From the Vineyard Gazette editions of November 1955:

In the 27 years that one Edgartown family has watched Sheriff’s Meadow Pond morning, noon and night, storm and calm, summer and winter, they have never witnessed the phenomenon of a November freeze-up of that two-acre body of water. But that was what happened during the night of Tuesday, Nov. 22, 1955. Every square inch of the Pond was covered with ice, approximately half an inch thick, and the utter calm of the night and morning had turned the surface into a glassy mirror.

Mrs. Grace Pease Ward, who spent her childhood, youth and many of her mature years even closer to the pond and first watched her father, the late Louis H. Pease, harvest the pond, has never seen it frozen in November. In many winters the pond has remained open all winter long, but not this winter. The temperature had been well below freezing on several nights and on the freeze-up night it plunged to 21 degrees in Edgartown.

Scallopers’ prospects are not too rosy, with fewer than average turning out ­— except in Edgartown. Pickings are hard. Oak Bluffs, where the number has sometimes gone above a hundred, issued 56 commercial licenses. Tisbury issued 63, and there again the record has been more than 120. In Edgartown 95 licenses were issued, which is 7 less than last year. The town has granted as many as 200 licenses.

For the fourth time this season polio has struck in Edgartown, and as in the previous cases, the victim is an adult. This time it is John O’Neil, aged 36, and father of six children. His case was diagnosed last Friday after he had been ill for about a week with a sore throat, fever and other evidences of what could have been an ordinary case of grippe. By Thursday he had a backache, and the next morning signs of paralysis had set in. His physician, Dr. Donald R. Mills, who as it happens has attended all the other cases in the town, rushed him to the hospital for tests which were positive. He was kept in isolation there until he was taken to the Barnstable County Sanatorium the same day. Although he is a paralytic case, he is reported as improving.

Bids are once more being asked on the old Marine Hospital building at Vineyard Haven. The General Services Administration has set Dec. 19 as the date for opening sealed bids at the Federal Building in Boston. In 1954 an offer of $16,000 was submitted by the Union Heights Oil Co., of Boston, and it was rejected. Again bids were asked and the figure of $7,762 by William A. Colby of Vineyard Haven was the highest. This also has been rejected. The town of Tisbury learned that it could obtain the building for educational or health purposes for a dollar, but investigation indicated its unsuitability as a school, even with extensive alterations, and the town has not taken action in respect to any other use. Officials of the federal government have said that no bid of less than $36,000 will be acceptable for sale to private interests.

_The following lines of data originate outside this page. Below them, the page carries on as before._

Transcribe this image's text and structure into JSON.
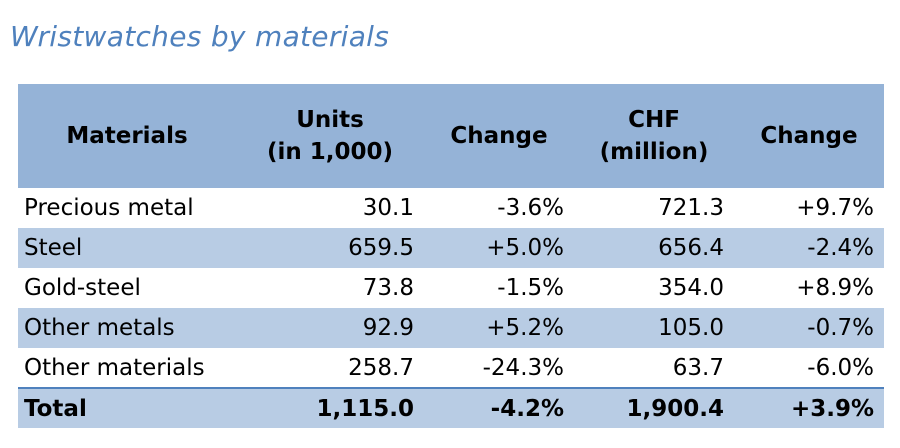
{
  "title": "Wristwatches by materials",
  "chart_data": {
    "type": "table",
    "title": "Wristwatches by materials",
    "columns": [
      {
        "key": "material",
        "lines": [
          "Materials"
        ]
      },
      {
        "key": "units",
        "lines": [
          "Units",
          "(in 1,000)"
        ]
      },
      {
        "key": "units_change",
        "lines": [
          "Change"
        ]
      },
      {
        "key": "chf",
        "lines": [
          "CHF",
          "(million)"
        ]
      },
      {
        "key": "chf_change",
        "lines": [
          "Change"
        ]
      }
    ],
    "rows": [
      {
        "material": "Precious metal",
        "units": "30.1",
        "units_change": "-3.6%",
        "chf": "721.3",
        "chf_change": "+9.7%"
      },
      {
        "material": "Steel",
        "units": "659.5",
        "units_change": "+5.0%",
        "chf": "656.4",
        "chf_change": "-2.4%"
      },
      {
        "material": "Gold-steel",
        "units": "73.8",
        "units_change": "-1.5%",
        "chf": "354.0",
        "chf_change": "+8.9%"
      },
      {
        "material": "Other metals",
        "units": "92.9",
        "units_change": "+5.2%",
        "chf": "105.0",
        "chf_change": "-0.7%"
      },
      {
        "material": "Other materials",
        "units": "258.7",
        "units_change": "-24.3%",
        "chf": "63.7",
        "chf_change": "-6.0%"
      }
    ],
    "total": {
      "material": "Total",
      "units": "1,115.0",
      "units_change": "-4.2%",
      "chf": "1,900.4",
      "chf_change": "+3.9%"
    }
  },
  "colors": {
    "title": "#4f81bd",
    "header_bg": "#95b3d7",
    "row_shade": "#b8cce4",
    "row_plain": "#ffffff"
  }
}
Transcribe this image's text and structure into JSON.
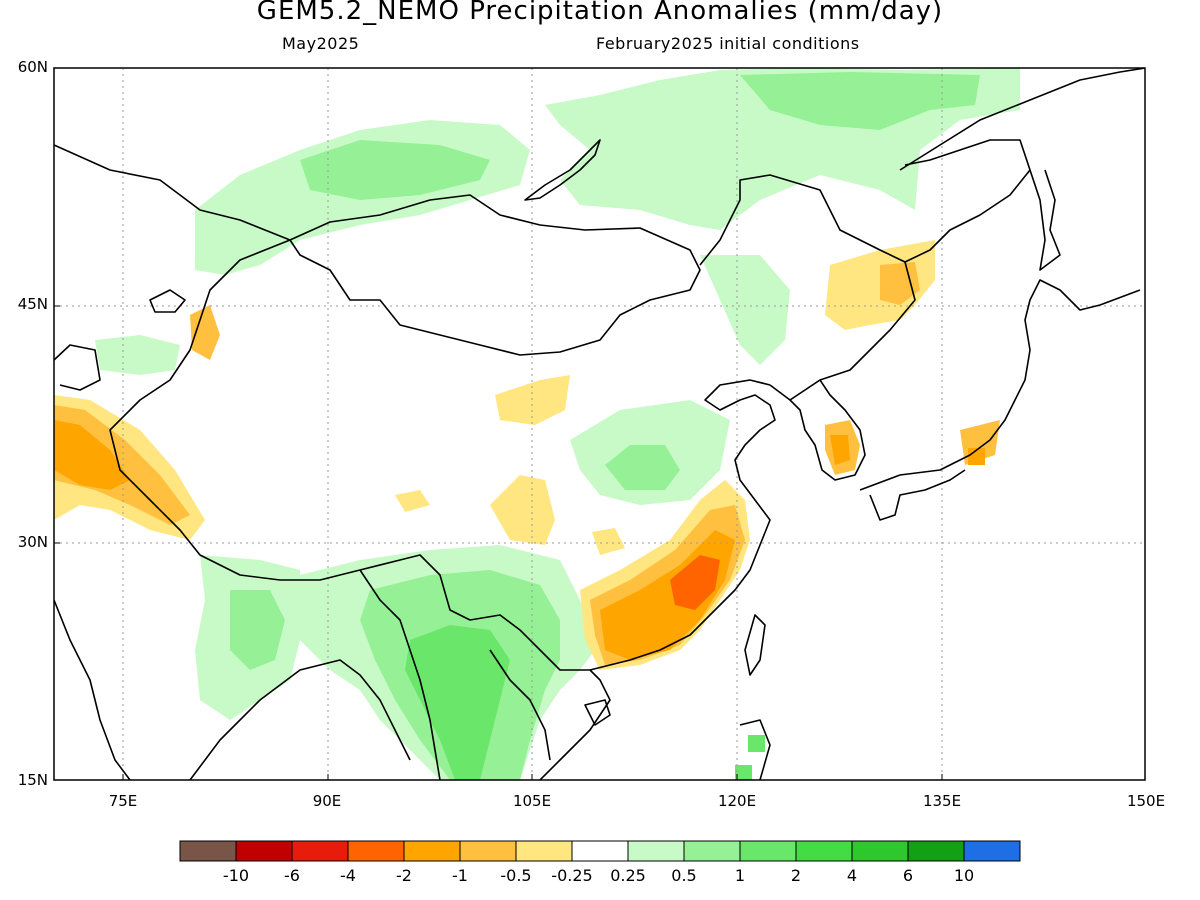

The Steamship Authority voted 3-2 for the winter closing of New Bedford effective Nov. 14, at a meeting held at the Shawmut National Bank in Boston on Monday afternoon, opening the way for modernization of water transportation for the two islands. The closing will continue until April 28. The New Bedford winter closing had been long sought both by the Vineyard and Nantucket. A case was fought through to a decision of the state supreme court upholding the right of the Authority to close New Bedford for as long as from September to April. When a vote to close New Bedford was taken in December, 1953, Governor Herter intervened and the vote was rescinded. In 1954 the Authority again voted to close New Bedford, but a switch by James E. Lowey, then the Falmouth member, again reversed the decision. This week there appeared to be no prospect of another defeat and disappointment for the islands.

A Vineyard tragedy of 1935 was brought into court again as Harold C. Look, now 73 years old, went to trial in Fall River on Tuesday on a charge of the murder of 43-year-old Knight B. Owen, grandson of Capt. Leander C. Owen of Vineyard Haven, one of the noted sea captains of his day. In January 1935, Look was adjudged mentally incompetent, on the testimony of state alienists, and was ordered committed to the State Hospital for the Criminally Insane at Bridgewater, for life. Last August, Look was pronounced sane and was released from the Bridgewater hospital with the concurrence of the state Department of Mental Health. Since that time he has been held for trial on the 1935 indictment. District Attorney Maurice M. Lyons told the Gazette that he would have in mind the welfare of Look himself, as well as other factors in conducting the case.